Si tu devais résumer son année en un mot ?

Je dirais : apothéose. Selon moi cette année, Roger Federer a proposé le meilleur tennis de sa carrière. Quel plaisir de le voir frapper son revers et quelle toni­cité, vélo­cité, quel athlète. Je trouve qu’il a gommé quelques défauts qu’il avait dans son jeu même à une période où il domi­nait déjà le tennis. Je pense notam­ment à ces instants où quand son adver­saire commen­çait à tenter et réussir, il bais­sait un peu pavillon. Je me souviens par exemple de ce match face à Jo‐Wilfried Tsonga à Wimbledon en 2011 où il mène les débats. D’un coup, Jo tente le tout pour le tout. Et là Roger, qui est agressé, ne trouve pas de solu­tion, il est sans réac­tion, ne cherche pas à changer sa ligne direc­trice. Au final, il perd un match qu’il devait gagner. Si on regarde de près sa finale à l’Open d’Australie on aurait pu voir un scénario iden­tique comme on en a vu souvent face à Rafael Nadal, mais là à un moment Roger a dit non et sa rébel­lion a été de toute beauté, il s’est lâché. Tout cela, il a pu aussi l’ac­com­plir car il a changé des para­mètres dans son jeu. Il faut vrai­ment se rendre compte que Roger ne cesse jamais de cher­cher à mieux jouer.

Si tu devais donner la date de l’arrêt de sa carrière ?

Je ne suis pas devin et j’ai envie de dire, comme tous les passionnés, le plus tard possible. Je ne le vois pas en tout cas arrêter sur un coup de tête, à l’issue d’un mauvais résultat. Ce n’est pas dans son tempé­ra­ment. Cela ne lui ressemble pas. Je pense qu’il prendra cette déci­sion lorsqu’il ne ressen­tira plus de plaisir à l’en­traî­ne­ment. Son souci c’est qu’il aime vrai­ment le jeu. Et il sait mieux que quiconque qu’il n’y a pas de hasard, que les matchs se gagnent lors des prépa­ra­tions avec le bleu de chauffe, au « practice ».

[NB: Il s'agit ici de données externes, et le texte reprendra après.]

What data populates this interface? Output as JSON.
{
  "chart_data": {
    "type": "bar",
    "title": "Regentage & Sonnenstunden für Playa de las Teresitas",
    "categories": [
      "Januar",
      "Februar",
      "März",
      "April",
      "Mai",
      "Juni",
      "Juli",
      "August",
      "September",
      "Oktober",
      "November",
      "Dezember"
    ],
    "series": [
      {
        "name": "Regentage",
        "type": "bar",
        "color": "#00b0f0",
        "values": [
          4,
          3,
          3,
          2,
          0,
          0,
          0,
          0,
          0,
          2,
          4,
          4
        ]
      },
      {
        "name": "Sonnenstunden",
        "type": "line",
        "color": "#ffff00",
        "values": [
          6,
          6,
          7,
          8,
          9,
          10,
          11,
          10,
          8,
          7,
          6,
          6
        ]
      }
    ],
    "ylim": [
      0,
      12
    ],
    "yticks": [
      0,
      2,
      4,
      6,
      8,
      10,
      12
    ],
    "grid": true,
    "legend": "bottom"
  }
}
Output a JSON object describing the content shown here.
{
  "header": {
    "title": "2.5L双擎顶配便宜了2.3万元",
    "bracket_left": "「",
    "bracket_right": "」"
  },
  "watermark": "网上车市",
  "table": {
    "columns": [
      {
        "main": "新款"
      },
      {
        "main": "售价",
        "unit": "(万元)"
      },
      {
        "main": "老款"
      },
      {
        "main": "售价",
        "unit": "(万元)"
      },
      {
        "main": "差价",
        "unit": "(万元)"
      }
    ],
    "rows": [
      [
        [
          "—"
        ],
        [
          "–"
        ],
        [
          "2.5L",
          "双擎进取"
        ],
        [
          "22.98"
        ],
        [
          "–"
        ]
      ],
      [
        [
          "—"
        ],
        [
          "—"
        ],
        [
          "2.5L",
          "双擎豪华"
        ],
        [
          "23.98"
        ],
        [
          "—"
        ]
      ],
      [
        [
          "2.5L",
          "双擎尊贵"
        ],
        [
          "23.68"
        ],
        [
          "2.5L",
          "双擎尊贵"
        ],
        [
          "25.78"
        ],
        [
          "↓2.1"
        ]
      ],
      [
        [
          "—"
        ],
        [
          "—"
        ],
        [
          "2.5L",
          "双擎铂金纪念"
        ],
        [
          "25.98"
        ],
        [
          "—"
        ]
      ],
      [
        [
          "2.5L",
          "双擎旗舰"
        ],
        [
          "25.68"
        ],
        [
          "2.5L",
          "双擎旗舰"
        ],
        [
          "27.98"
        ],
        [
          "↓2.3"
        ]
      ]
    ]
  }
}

Si tu devais choisir entre le physique, la tech­nique et la tactique, quelle serait la qualité que tu mettrais en avant ?

Je vais faire une réponse de normand, je dirais les trois car tout est lié. Le physique amène la tech­nique qui sert la tactique. On ne peut pas isoler une qualité en parti­cu­lier. Et cette année, sur certaines séquences, certains tour­nois, Roger a confirmé qu’il s’ap­puyait sur ces trois axes qui font de lui un joueur exceptionnel.

Si on te dit que sa saison 2017 a été aussi perfor­mante surtout parce qu’il manquait certains ténors…

Dans une carrière cela arrive, je ne parle pas de chance mais de circons­tances favo­rables mais ce serait aussi ne pas tenir compte d’une géné­ra­tion montante, je pense notam­ment à Alexander Zverev. C’est comme quand Roger perd face à David Goffin à Londres. Tout le monde nous explique que le Suisse était émoussé, pas à son niveau… Je m’ins­cris en faux. Si on regarde le match, il y a un tour­nant où Goffin prend conscience que s’il joue en cadence il n’aura aucune chance de s’im­poser. De ce fait, il change sa tactique, bous­cule Roger, joue très vite, et s’im­pose. Voilà la vérité.

Si je te dis terre battue et Roland‐Garros ?

Je l’ex­cuse car je connais les contraintes ou plutôt la prépa­ra­tion qu’il faut mettre en place pour être perfor­mant sur cette surface très exigeante. De toute façon, il faut s’ha­bi­tuer à ce type de choix. Le calen­drier, la concur­rence, il est logique au final que Roger soit aussi radical dans son programme. C’est aussi cela qui lui permet d’éviter de grosses bles­sures car on sait tous que revenir à son meilleur niveau est un sacré chal­lenge, ça ne marche pas toujours. Je n’ose pas imaginer les efforts accom­plis par Rafael Nadal pour y être parvenu cette année.

Si je te dis Laver Cup ?

Je sais qu’à GrandChelem vous avez été sévère avec cette compé­ti­tion. Personnellement, je pense qu’il ne faut pas être radical. Aujourd’hui, les meilleurs ne jouent pas la Coupe Davis qui n’a pas beau­coup évolué, la Laver Cup a le mérite de proposer quelque chose de nouveau. Que ce soit Roger qui soit aussi à l’ori­gine de ces idées nova­trices cela ne m’étonne pas du tout. Alors on peut criti­quer l’idée, le fait qu’il y ait beau­coup d’argent, il reste que la vérité c’est qu’en quelques coups de fil Roger parvient à trouver des moyens consi­dé­rables pour mettre en place un événe­ment de cette enver­gure. J’aimerais que tout le monde se retrouve autour d’une table pour réflé­chir à faire évoluer les choses. Après, beau­coup doutaient aussi de l’en­ga­ge­ment des joueurs sur cette fameuse Laver Cup et bien au final, ce fut tout le contraire, et le niveau était élevé.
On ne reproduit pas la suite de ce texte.